Lucille died at 6:30 a.m. on the Ides of March in her Berryville home with her daughter, Daryl Jones, and son, David Zimmermann, at her bedside.
"Lucille was so honest all the time," said a friend of 30 years. "She had no hidden agenda. She was a teacher."
"I saw the face of Jesus in her face many times," said another.
"She was one of us," one man said. "She loved her friends as though they were her family, and she was brutally honest with her children. She once looked at David and said, 'You place people in a box and if they don't fit right, you throw them away. Stop that.'"
Lucille was one of the original Parks commissioners in Eureka Springs, and saw to it that Magnetic Spring had a covered picnic area where poor people, in particular, would have a place to picnic out of the rain. "That park belongs to her," a friend said.
"When we're born, everyone loves us," said another. "Lucille maintained a wide range of people who absolutely adored and loved and respected her throughout her life. It was because of her strength. It was because of her brain. It was because of her smile. She was genuine. She was the queen of reality."
"I loved playing bridge with her," said another. "Even at ninety-two she still played with a full deck. She could be strident, yet she loved the surprise of exuding calm."
"She was so flexible! She tried assisted living in Springdale some years ago and that didn't take, she said she felt estranged from her people, so she moved to an apartment and then bought a house in Berryville. Her script was never really written because it kept expanding."
When money from an Outreach program that was to be spent on youth came available, Lucille walked to Basin Spring Park to ask the kids with peacock hair and pierced noses what they wanted. From those conversations, Lane House was born.
"She had an effect on me," said a hospice nurse. "She was so easy. And hilarious. She spent five days with my family during the ice storm two years ago. She would do yoga in the hallway every morning, and participate in all meal preparations.
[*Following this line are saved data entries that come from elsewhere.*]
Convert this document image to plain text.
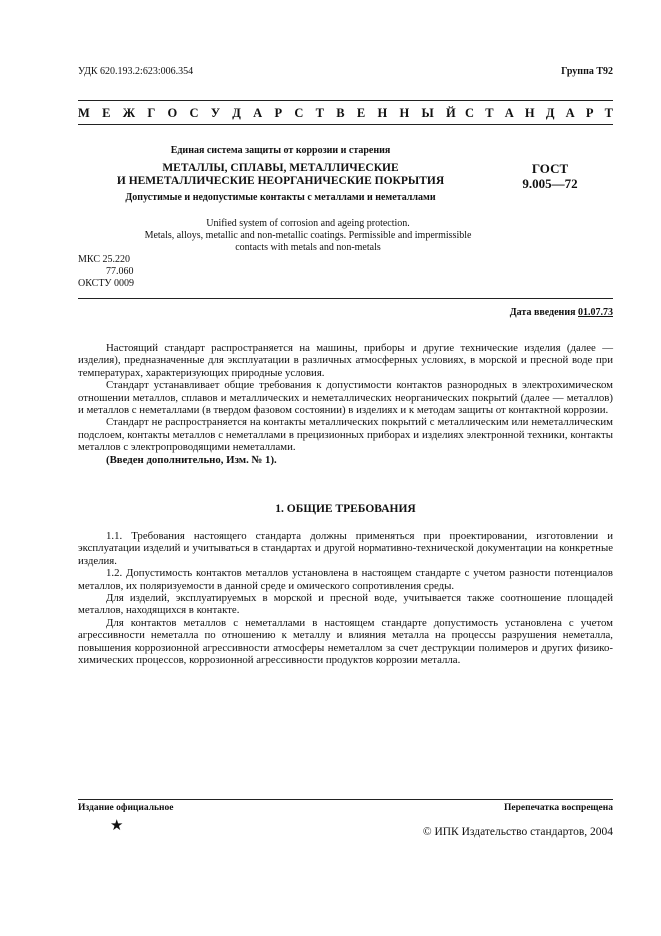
УДК 620.193.2:623:006.354	Группа Т92
М Е Ж Г О С У Д А Р С Т В Е Н Н Ы Й С Т А Н Д А Р Т
Единая система защиты от коррозии и старения
МЕТАЛЛЫ, СПЛАВЫ, МЕТАЛЛИЧЕСКИЕ
И НЕМЕТАЛЛИЧЕСКИЕ НЕОРГАНИЧЕСКИЕ ПОКРЫТИЯ
Допустимые и недопустимые контакты с металлами и неметаллами
ГОСТ
9.005—72
Unified system of corrosion and ageing protection.
Metals, alloys, metallic and non-metallic coatings. Permissible and impermissible
contacts with metals and non-metals
МКС 25.220
77.060
ОКСТУ 0009
Дата введения 01.07.73

Настоящий стандарт распространяется на машины, приборы и другие технические изделия (далее — изделия), предназначенные для эксплуатации в различных атмосферных условиях, в морской и пресной воде при температурах, характеризующих природные условия.

Стандарт устанавливает общие требования к допустимости контактов разнородных в электрохимическом отношении металлов, сплавов и металлических и неметаллических неорганических покрытий (далее — металлов) и металлов с неметаллами (в твердом фазовом состоянии) в изделиях и к методам защиты от контактной коррозии.

Стандарт не распространяется на контакты металлических покрытий с металлическим или неметаллическим подслоем, контакты металлов с неметаллами в прецизионных приборах и изделиях электронной техники, контакты металлов с электропроводящими неметаллами.

(Введен дополнительно, Изм. № 1).

1. ОБЩИЕ ТРЕБОВАНИЯ

1.1. Требования настоящего стандарта должны применяться при проектировании, изготовлении и эксплуатации изделий и учитываться в стандартах и другой нормативно-технической документации на конкретные изделия.

1.2. Допустимость контактов металлов установлена в настоящем стандарте с учетом разности потенциалов металлов, их поляризуемости в данной среде и омического сопротивления среды.

Для изделий, эксплуатируемых в морской и пресной воде, учитывается также соотношение площадей металлов, находящихся в контакте.

Для контактов металлов с неметаллами в настоящем стандарте допустимость установлена с учетом агрессивности неметалла по отношению к металлу и влияния металла на процессы разрушения неметалла, повышения коррозионной агрессивности атмосферы неметаллом за счет деструкции полимеров и других физико-химических процессов, коррозионной агрессивности продуктов коррозии металла.

Издание официальное	Перепечатка воспрещена
★	© ИПК Издательство стандартов, 2004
She loved hearing our hens brag when they laid an egg, and she would recount the event with her evening glass of blackberry wine."
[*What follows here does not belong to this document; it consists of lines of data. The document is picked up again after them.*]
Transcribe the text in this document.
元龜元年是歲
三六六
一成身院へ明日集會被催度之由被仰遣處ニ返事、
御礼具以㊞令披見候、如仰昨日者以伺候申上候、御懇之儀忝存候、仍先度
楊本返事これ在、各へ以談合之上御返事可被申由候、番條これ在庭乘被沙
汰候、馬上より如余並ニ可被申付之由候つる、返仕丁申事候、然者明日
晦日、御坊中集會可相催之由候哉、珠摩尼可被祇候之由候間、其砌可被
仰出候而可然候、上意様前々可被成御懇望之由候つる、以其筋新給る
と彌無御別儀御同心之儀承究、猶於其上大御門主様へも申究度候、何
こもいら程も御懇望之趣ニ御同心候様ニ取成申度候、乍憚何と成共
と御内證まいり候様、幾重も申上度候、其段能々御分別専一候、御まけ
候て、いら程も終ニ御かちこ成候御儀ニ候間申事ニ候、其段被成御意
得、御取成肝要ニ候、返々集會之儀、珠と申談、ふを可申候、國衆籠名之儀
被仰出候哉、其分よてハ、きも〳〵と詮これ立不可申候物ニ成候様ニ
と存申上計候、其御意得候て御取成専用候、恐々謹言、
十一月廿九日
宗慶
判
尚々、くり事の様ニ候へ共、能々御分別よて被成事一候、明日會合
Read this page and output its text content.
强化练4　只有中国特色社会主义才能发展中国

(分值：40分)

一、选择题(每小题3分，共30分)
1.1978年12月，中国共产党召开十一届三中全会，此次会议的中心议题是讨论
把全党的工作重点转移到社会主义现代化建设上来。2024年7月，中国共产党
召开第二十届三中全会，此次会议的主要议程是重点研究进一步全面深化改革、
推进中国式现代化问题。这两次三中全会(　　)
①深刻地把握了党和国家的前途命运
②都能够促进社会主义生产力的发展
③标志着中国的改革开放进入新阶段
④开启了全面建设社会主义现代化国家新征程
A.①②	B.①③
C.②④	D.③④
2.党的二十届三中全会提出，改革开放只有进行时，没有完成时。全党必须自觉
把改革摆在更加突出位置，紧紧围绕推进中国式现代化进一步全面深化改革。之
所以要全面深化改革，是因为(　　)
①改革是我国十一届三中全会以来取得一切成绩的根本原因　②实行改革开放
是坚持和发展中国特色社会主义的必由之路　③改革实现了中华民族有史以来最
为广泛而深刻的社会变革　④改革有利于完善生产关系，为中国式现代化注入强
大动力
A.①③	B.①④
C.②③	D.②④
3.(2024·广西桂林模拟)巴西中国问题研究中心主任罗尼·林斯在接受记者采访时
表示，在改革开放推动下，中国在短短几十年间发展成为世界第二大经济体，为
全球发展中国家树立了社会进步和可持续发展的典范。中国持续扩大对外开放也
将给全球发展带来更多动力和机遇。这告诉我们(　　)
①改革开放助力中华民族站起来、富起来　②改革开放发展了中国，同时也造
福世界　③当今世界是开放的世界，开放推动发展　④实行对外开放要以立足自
Lucille agreed to hospice care when she realized she wouldn't live long, and she thrived. Hospice made it possible for her to stay in her home, which empowered her even more. She made tea for the hospice workers.
Lucille approached her death with an awareness of something wonderful and curious. "Aren't we just a little excited by this?" she would ask.
Last Thursday Lucille fell in her home and broke her pelvis. She died Tuesday morning from the fall -- not from the congestive heart failure that had plagued her, not from pneumonia, but from a simple fall.
Lucille was born in Alhambra, Ill., and lived in Missouri, Texas and Arkansas.
One of the last remarks overheard Tuesday, but heard more than once, was, "I meant to stop by and see her. I wish I had."
Lucille was cremated. A Burial Office and Eucharist will be held at St. James Episcopal Church on Sunday at 8 and 10 a.m., and a graveside service at Eureka Springs Cemetery will be Tuesday, March 22 at 10 a.m.Participants who bring bulbs for planting are appreciated.